Obama campaign officials say why they have put greater emphasis on door-to-door canvassing, although they also have made millions of calls, distributing phone numbers of voters by email to volunteers who agreed to make calls from their homes.
The Democrats scoff at Republican claims of on-the-ground parity, insisting that the nature of their volunteers will give them an edge. Many have worked in their communities for a year or more with some, like Ramos, on the job continuously since 2008, said Jeremy Bird, the campaign’s national field director. An organization that uses local volunteers to canvass neighbors — first registering them, then getting them to the polls — has an advantage that newcomers will not be able to match, he and other campaign officials insist.
“There are homes we’ve been to every week since April or May,” said Elena Squarrell, 28, the Obama campaign’s neighborhood team leader for a nine-block area near downtown Denver, her native city. “We know a lot of the people, so they feel comfortable” asking questions or expressing worries about voting procedures. “We’re really able to help.”
Throughout the year, Obama’s campaign has integrated its voter turnout activities into its other operations, using rallies, for example, as recruitment centers for volunteers. In recent weeks, when campaign officials passed out tickets to rallies, they often put the distribution centers near early voting locations.
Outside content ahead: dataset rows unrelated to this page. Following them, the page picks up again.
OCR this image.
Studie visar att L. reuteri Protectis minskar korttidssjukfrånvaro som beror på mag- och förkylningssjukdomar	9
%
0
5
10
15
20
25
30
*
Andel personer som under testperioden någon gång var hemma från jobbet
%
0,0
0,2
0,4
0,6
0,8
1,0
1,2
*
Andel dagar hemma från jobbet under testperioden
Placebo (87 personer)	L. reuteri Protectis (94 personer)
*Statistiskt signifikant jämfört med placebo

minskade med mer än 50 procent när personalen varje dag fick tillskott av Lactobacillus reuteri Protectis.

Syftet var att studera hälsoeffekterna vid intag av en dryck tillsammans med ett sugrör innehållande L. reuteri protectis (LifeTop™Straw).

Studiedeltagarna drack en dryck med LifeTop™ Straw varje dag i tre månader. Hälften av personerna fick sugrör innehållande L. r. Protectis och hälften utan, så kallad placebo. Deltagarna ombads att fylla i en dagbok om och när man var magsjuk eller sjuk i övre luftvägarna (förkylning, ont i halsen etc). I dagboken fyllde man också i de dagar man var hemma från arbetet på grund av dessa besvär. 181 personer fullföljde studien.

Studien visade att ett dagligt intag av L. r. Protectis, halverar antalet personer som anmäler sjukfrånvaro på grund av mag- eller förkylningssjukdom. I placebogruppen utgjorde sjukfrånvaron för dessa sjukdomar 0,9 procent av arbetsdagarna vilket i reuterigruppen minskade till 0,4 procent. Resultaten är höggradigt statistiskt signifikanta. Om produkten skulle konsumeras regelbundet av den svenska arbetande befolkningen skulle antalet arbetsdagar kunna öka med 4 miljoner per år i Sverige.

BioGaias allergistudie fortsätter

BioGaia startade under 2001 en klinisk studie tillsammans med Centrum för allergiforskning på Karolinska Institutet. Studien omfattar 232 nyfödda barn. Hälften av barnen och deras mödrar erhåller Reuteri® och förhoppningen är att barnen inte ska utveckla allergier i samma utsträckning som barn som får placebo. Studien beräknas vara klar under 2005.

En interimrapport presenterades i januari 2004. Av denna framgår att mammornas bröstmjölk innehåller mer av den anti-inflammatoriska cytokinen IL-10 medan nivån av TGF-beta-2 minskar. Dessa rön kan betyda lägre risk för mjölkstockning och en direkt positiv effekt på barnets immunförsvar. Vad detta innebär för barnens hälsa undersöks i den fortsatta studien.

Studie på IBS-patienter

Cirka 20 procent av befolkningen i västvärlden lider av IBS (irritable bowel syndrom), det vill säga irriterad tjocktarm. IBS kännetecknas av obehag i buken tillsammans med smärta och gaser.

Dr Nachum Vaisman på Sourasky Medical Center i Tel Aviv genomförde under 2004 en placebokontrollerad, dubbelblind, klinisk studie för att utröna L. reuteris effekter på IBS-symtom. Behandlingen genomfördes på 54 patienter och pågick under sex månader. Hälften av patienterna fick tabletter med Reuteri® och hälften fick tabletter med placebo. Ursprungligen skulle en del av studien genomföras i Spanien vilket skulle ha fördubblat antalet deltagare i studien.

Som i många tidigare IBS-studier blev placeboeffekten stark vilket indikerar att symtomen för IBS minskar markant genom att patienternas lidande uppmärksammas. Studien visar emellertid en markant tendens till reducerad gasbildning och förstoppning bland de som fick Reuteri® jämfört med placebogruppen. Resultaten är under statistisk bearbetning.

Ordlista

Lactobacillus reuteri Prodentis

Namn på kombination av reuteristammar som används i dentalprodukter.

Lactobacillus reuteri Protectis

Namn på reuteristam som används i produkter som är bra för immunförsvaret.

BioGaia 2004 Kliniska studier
Crucially, all of this activity both generates data (on individual voters) and is driven by data, as Sasha Issenberg has so carefully documented this year:
Since 2008, Democrats have administered randomized-control experiments to test the impact of GOTV contact on voters with different score combinations, with the goal of quantifying where those contacts are most likely to produce a net vote. The most fruitful terrain turned out to surround voters with turnout scores centered around 45. Delivering a GOTV contact to a voter with a 100 support score and a 45 turnout score increased the likelihood of netting a Democratic vote by 4.5 percent; delivering a GOTV contact to a voter with a 75 support score and a 45 turnout score increased the likelihood of netting a vote by 2.7 percent.
Obama’s analytics department synthesized all of this research into a new GOTV score that combines predictions about one’s likelihood of voting and supporting Obama. It, too, ranks voters from zero to 100, but this one doesn’t assess voters’ characteristics so much as prioritize them based on their susceptibility to the campaign’s efforts to modify their behavior. When canvassers like Darley-Emerson get a list of names, it has been edited according to the one criterion that matters: how likely her visit is to generate a new vote towards the president’s re-election—whether the canvasser remembers to ask who the voter is supporting or not.
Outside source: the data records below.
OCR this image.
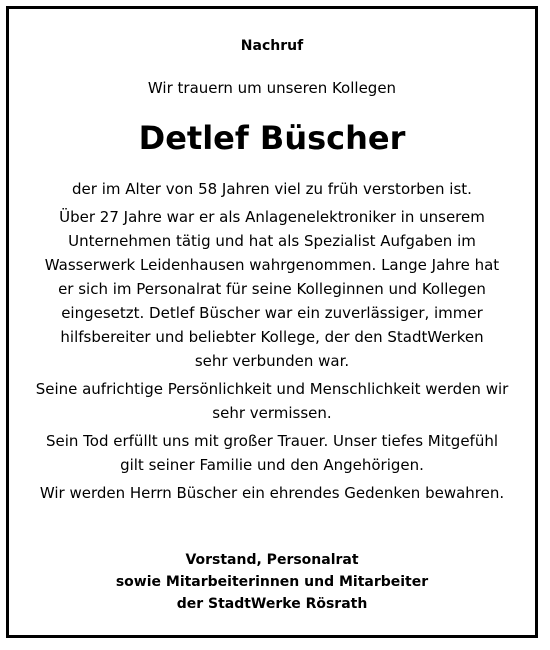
Nachruf
Wir trauern um unseren Kollegen
Detlef Büscher

der im Alter von 58 Jahren viel zu früh verstorben ist.

Über 27 Jahre war er als Anlagenelektroniker in unserem
Unternehmen tätig und hat als Spezialist Aufgaben im
Wasserwerk Leidenhausen wahrgenommen. Lange Jahre hat
er sich im Personalrat für seine Kolleginnen und Kollegen
eingesetzt. Detlef Büscher war ein zuverlässiger, immer
hilfsbereiter und beliebter Kollege, der den StadtWerken
sehr verbunden war.

Seine aufrichtige Persönlichkeit und Menschlichkeit werden wir
sehr vermissen.

Sein Tod erfüllt uns mit großer Trauer. Unser tiefes Mitgefühl
gilt seiner Familie und den Angehörigen.

Wir werden Herrn Büscher ein ehrendes Gedenken bewahren.

Vorstand, Personalrat
sowie Mitarbeiterinnen und Mitarbeiter
der StadtWerke Rösrath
Note that neither a strong ground game nor an emphasis on data is new for Obama! Online-enabled grassroots organizing was central to his 2008 campaign, as was the data about the voting public those organizers generated that the campaign could put to use strategically. What’s different this year is the scale and the efficiency of both.
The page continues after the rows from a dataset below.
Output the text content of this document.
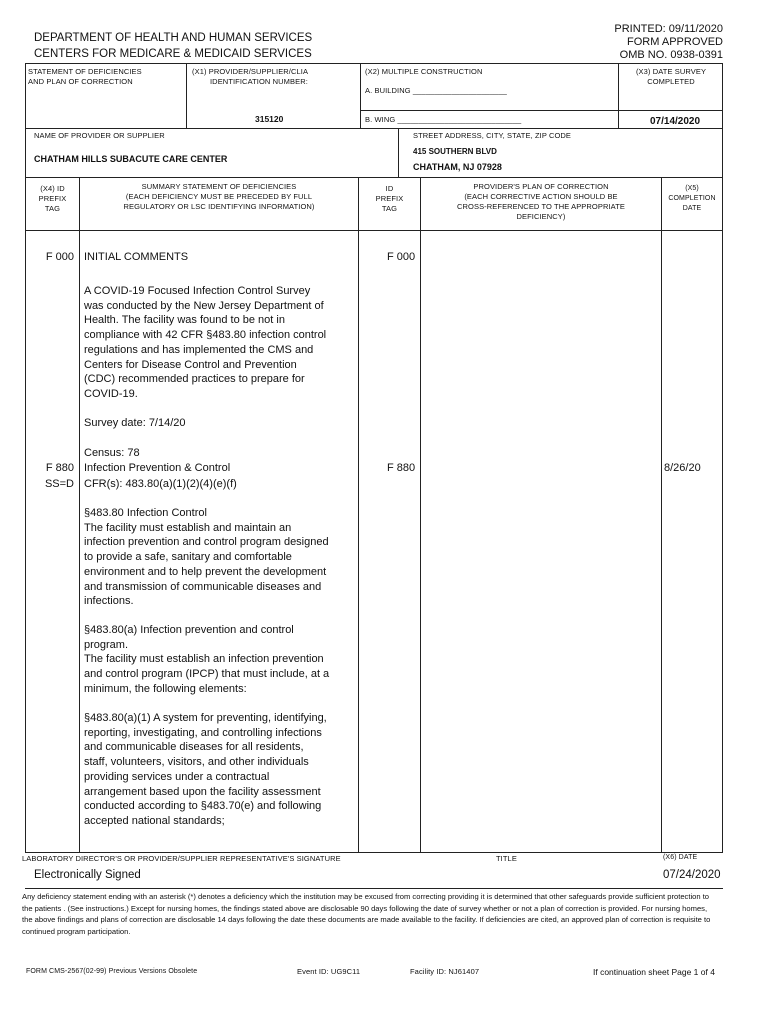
DEPARTMENT OF HEALTH AND HUMAN SERVICES
CENTERS FOR MEDICARE & MEDICAID SERVICES
PRINTED: 09/11/2020
FORM APPROVED
OMB NO. 0938-0391
STATEMENT OF DEFICIENCIES
AND PLAN OF CORRECTION
(X1) PROVIDER/SUPPLIER/CLIA
IDENTIFICATION NUMBER:
315120
(X2) MULTIPLE CONSTRUCTION
A. BUILDING ______________________
B. WING _____________________________
(X3) DATE SURVEY
COMPLETED
07/14/2020
NAME OF PROVIDER OR SUPPLIER
CHATHAM HILLS SUBACUTE CARE CENTER
STREET ADDRESS, CITY, STATE, ZIP CODE
415 SOUTHERN BLVD
CHATHAM, NJ 07928
(X4) ID
PREFIX
TAG
SUMMARY STATEMENT OF DEFICIENCIES
(EACH DEFICIENCY MUST BE PRECEDED BY FULL
REGULATORY OR LSC IDENTIFYING INFORMATION)
ID
PREFIX
TAG
PROVIDER'S PLAN OF CORRECTION
(EACH CORRECTIVE ACTION SHOULD BE
CROSS-REFERENCED TO THE APPROPRIATE
DEFICIENCY)
(X5)
COMPLETION
DATE
F 000 INITIAL COMMENTS	F 000
A COVID-19 Focused Infection Control Survey was conducted by the New Jersey Department of Health. The facility was found to be not in compliance with 42 CFR §483.80 infection control regulations and has implemented the CMS and Centers for Disease Control and Prevention (CDC) recommended practices to prepare for COVID-19.
Survey date: 7/14/20
Census: 78
F 880
SS=D
Infection Prevention & Control
CFR(s): 483.80(a)(1)(2)(4)(e)(f)
F 880	8/26/20
§483.80 Infection Control
The facility must establish and maintain an infection prevention and control program designed to provide a safe, sanitary and comfortable environment and to help prevent the development and transmission of communicable diseases and infections.
§483.80(a) Infection prevention and control program.
The facility must establish an infection prevention and control program (IPCP) that must include, at a minimum, the following elements:
§483.80(a)(1) A system for preventing, identifying, reporting, investigating, and controlling infections and communicable diseases for all residents, staff, volunteers, visitors, and other individuals providing services under a contractual arrangement based upon the facility assessment conducted according to §483.70(e) and following accepted national standards;
LABORATORY DIRECTOR'S OR PROVIDER/SUPPLIER REPRESENTATIVE'S SIGNATURE	TITLE	(X6) DATE
Electronically Signed	07/24/2020
Any deficiency statement ending with an asterisk (*) denotes a deficiency which the institution may be excused from correcting providing it is determined that other safeguards provide sufficient protection to the patients . (See instructions.) Except for nursing homes, the findings stated above are disclosable 90 days following the date of survey whether or not a plan of correction is provided. For nursing homes, the above findings and plans of correction are disclosable 14 days following the date these documents are made available to the facility. If deficiencies are cited, an approved plan of correction is requisite to continued program participation.
FORM CMS-2567(02-99) Previous Versions Obsolete	Event ID: UG9C11	Facility ID: NJ61407	If continuation sheet Page 1 of 4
The Republicans, by contrast, have focused their local work on phone banks and (recently) paid canvassers…neither of which is likely to be as effective as the comprehensive system described above. Phone banks are fine, but why not do them online? Someone can download a list of numbers and make calls from home, and modern virtual phone bank systems hide the caller’s number to provide privacy. If people are driving across town to a campaign office, put them to work in person. Paid canvassing is even worse — Democrats and allied groups tried it in 2004, and it was a bust.
In some ways, the this year’s Republican grassroots campaign is like a modern field operation seen through a glass, darkly: the outlines are there, but the vision is blurred and it can’t help but fall short on the details. And if I’m right, it’ll fall short at the polls.